The South Carolina Workers’ Compensation Commission had no legal right to hold on to – for more than 15 years – some $1.8 million set aside by a bankrupt textile manufacturer for injury claims that never materialized, the state Court of Appeals decided.
“We hold the commission improperly drew down the letter of credit because the funds were not needed for the payment of any pending claims,” the appeals court judges said in a Sept. 17 opinion in an appeal brought by WestPoint Home, the surviving company that emerged from WestPoint Stevens, which was one of the largest textile firms in the country.
The appeals court overturned a Richland County Circuit Court decision from 2023 and remanded part of the case so the lower court could determine prejudgment interest owed on the money.
Gary Cannon, the executive director of the state Workers’ Compensation Commission who is retiring next month, declined to comment Wednesday on the decision, noting that more litigation remains. He did say that the commission’s attorneys will ask the appellate judges to reconsider, but that is unlikely to be granted.
WestPoint Stevens, formed after mergers in the 1960s and 1990s, was known as a textile giant, even in parts of South Carolina, where linens and other textiles were the bedrock of the economy for decades. WestPoint Stevens, which was self-insured for workers’ compensation liabilities, went into bankruptcy and closed in 2005. The bankruptcy court required the company to deposite $1.8 million into a private account to cover injury claims. WestPoint granted the comp commission an irrevocable letter of credit so that pending and future claims could be paid, the appeals court explained.
In 2013, the surviving WestPoint entity after the reorganization, a company known as WestPoint Home, asked the commission to release most of the funds, noting that an injury claim had not been filed since 2008. Cannon and the commission pushed back, arguing that asbestos claims from workers could still manifest up to 50 years after exposure. He also asserted that WestPoint Home had not truly stepped into the shoes of WestPoint Stevens because they had disclaimed liability for injury claims.
WestPoint sued. After the circuit court ruled in favor of the commission, WestPoint appealed.
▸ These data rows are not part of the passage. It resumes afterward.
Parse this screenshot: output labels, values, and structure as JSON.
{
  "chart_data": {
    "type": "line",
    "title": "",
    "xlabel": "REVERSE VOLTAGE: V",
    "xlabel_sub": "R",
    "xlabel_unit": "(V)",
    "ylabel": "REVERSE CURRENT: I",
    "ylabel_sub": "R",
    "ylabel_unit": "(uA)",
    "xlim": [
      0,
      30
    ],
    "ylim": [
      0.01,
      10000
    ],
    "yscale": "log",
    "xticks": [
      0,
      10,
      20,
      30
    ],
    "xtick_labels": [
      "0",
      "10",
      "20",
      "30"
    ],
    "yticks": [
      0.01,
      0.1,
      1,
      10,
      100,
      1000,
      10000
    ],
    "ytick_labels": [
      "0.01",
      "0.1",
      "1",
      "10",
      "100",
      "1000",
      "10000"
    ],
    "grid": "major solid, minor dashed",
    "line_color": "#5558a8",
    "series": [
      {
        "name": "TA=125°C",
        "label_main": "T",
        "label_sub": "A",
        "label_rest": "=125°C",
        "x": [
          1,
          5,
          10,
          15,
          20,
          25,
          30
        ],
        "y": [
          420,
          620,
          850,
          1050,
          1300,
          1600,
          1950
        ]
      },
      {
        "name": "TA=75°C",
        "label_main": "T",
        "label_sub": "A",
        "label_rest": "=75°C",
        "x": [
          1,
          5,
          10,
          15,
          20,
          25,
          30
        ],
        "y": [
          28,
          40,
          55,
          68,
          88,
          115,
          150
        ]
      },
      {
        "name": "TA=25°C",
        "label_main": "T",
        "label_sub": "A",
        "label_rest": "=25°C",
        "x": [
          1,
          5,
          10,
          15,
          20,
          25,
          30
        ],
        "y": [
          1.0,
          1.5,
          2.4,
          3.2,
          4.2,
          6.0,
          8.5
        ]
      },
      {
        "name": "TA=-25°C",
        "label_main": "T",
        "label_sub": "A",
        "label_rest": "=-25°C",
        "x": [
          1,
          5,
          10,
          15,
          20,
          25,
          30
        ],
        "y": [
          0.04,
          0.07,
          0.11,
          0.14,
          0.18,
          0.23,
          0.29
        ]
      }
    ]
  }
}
“There was no lawful basis for the Commission to sweep the entirety of WestPoint Home’s $1.8 million deposit out of its bank account in 2005,” WestPoint attorneys wrote in their appeal brief. “There was no lawful basis for the Commission to collect and keep interest on WestPoint Home’s money in the meantime. And there is no lawful basis for the Commission to retain the remainder of that deposit, as the window for any new claim that could be made against that deposit closed long ago—as the Commission concedes.”
During the trial, Cannon, who became the commission’s executive director in 2009, testified that injury claims were few and the commission had never needed the $1.8 million to pay claims.
A key point in the case turned on the South Carolina statute of limitations versus the statute of repose. Cannon had argued that the statute of limitations governed, allowing claims to be filed within two years of diagnosis, which could necessitate the need for funds to cover future asbestos claims for decades.